Kita
Semua Kapitalis
Bisma
Yadhi Putra ; Fasilitator Sekolah Demokrasi Aceh Utara
|
OKEZONENEWS,
02 Juni 2014
Di
sebuah pesta pernikahan:
M: Hai, udah gendut, ya, sekarang.
B: Iya. Udah ganti ideologi makanya gendut.
R: Sekarang dia jadi penentang demokrasi, makanya
gendut.
M dan B: Ha-ha-ha.
Apa yang
terjadi di atas? Sederhana: humor agar teman terhibur. B biasa melakukannya.
Jadi wajar R menanggapinya dengan seloroh pula. Di situ, M dan R tidak
mempermasalahkan perut B yang belakangan terlihat agak buncit. Tidak pula
memandang sikap antidemokrasi sebagai kekeliruan dan berkorelasi positif
dengan ukuran perut seseorang.
Namun
sebagai bekas manusia kurus kering, B hanya merasa seperti terus-terusan
dibuat salah dengan keadaannya. Kurus diejek, gemuk juga. Apalagi kalau pada
punya gadget baru, malah kemudian disebut “kapitalis”. Dapat dimaklumi
pelabelan itu hanya ejekan. Tidak serius.

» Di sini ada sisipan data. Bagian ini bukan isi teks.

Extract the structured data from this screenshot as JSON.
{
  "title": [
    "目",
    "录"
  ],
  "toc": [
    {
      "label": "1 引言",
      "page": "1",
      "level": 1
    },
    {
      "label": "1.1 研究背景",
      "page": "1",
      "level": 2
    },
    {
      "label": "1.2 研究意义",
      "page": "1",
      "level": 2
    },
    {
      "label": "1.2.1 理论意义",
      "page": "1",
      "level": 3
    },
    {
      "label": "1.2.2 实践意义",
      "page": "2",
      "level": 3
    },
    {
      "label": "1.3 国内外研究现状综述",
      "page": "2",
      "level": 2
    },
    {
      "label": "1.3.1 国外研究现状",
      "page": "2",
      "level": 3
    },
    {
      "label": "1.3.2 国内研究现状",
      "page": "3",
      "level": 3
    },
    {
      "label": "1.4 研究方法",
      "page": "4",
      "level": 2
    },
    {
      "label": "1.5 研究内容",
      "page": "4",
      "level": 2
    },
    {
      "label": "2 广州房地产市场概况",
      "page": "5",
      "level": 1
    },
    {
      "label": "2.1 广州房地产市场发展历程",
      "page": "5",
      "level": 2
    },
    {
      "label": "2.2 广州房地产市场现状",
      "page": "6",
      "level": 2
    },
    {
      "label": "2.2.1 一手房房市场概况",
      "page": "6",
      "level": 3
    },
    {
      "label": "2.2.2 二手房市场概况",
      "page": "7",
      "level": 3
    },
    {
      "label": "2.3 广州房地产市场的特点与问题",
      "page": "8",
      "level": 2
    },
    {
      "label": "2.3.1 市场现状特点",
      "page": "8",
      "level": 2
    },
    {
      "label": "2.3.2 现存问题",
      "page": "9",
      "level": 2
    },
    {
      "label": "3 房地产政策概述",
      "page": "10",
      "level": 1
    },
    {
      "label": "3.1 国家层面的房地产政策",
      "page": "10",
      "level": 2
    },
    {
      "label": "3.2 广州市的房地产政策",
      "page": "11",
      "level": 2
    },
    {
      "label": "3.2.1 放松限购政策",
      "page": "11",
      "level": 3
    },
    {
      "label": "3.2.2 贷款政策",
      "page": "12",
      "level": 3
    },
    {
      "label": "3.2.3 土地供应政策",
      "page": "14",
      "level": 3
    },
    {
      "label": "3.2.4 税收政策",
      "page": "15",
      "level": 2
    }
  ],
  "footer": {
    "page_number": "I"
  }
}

Kemampuan membeli produk teknologi
terbaru dan ukuran besar tubuh tidak bisa dijadikan indikator untuk
mengidentifikasi keberpihakan ideologis seseorang. Namun di dalam pemakaian
istilah tersebut ada kerancuan yang perlu diulas, baik saat dipakai dalam
konteks mengejek maupun sindiran serius.
Kerancuan itu
Mengapa
orang yang menikmati hasil kerja dari pabrik-pabrik kapitalis dilabel
“kapitalis”? Bagaimana caranya orang yang tidak berkapital melainkan hanya
mengonsumsi kreasi dari penggunaan kapital lantas dicap sebagai pemilik
kapital? Aneh. Logika sederhananya: tidak bermodal untuk keperluan
(re)produksi tetapi disebut kapitalis. Ini jelas membingungkan.
Predikat
“kapitalis” kini tak hanya mengacu pada pemilik modal semata, sebagaimana
pengertian sebenarnya. Orang yang tak bermodal (berkapital), sejauh ia
menikmati produk-produk dari perusahaan para kapitalis, disebut kapitalis
pula. Terjadi “perluasan” definisi. Inilah masalah yang kerap muncul dalam
masyarakat yang tidak menjadikan pencarian atas keabsahan dari satu atau
beberapa informasi (pengetahuan) sebagai budayanya. Bahkan di banyak kalangan
lulusan perguruan tinggi, ini belum menjadi kebiasaan. Tidak ada jaminan
ketika berhasil masuk dan lulus dari perguruan tinggi seseorang akan selesai
dari masalah pelurusan konseptual.
Jika
definisi “kapitalis” yang diperlebar tadi diterima, maka kita semua adalah
kapitalis! Ah, yang benar saja. Masa orang yang memiliki Samsung S5 tetapi
kesulitan mendapat makan malam; orang yang memiliki keluaran terbaru Apple
tetapi pagi-siang-malam didatangi debt
collector; atau orang yang belanja di Carrefour tetapi rekening listrik
sering menunggak lantas kita sebut kapitalis? Di zaman ini, orang-orang
merasa tak perlu menunggu tercukupi dulu kebutuhan primer dan sekundernya
sebelum memenuhi aneka keperluan tersier. Maka jangan heran mereka yang
menikmati beberapa barang mewah dari pengolahan kapital ternyata masih sulit
memenuhi kebutuhan dasar untuk sekadar bertahan hidup.
Mereka
bisa disebut korban kapitalisme kalau lebih banyak menghabiskan hidupnya
untuk memenuhi hasrat belanja. Sementara kapitalis bahagia karena menangguk
keuntungan dari si korban yang merasa bahagia pula. Kapitalisme menghasilkan
korban-korban, dan mereka semua bahagia menjadi korban. Karena masyarakat
gila belanja, maka kapital semakin membengkak sehingga para kapitalis bisa
terus hidup sebagaimana mereka biasa hidup: bermewah-mewah, menikmati surplus
sumber daya, berfoya-foya, atau menghasut dan membiayai perang.
Apakah
ini kecenderungan untuk memperlebar makna “kapitalis” dari “pemilik kapital”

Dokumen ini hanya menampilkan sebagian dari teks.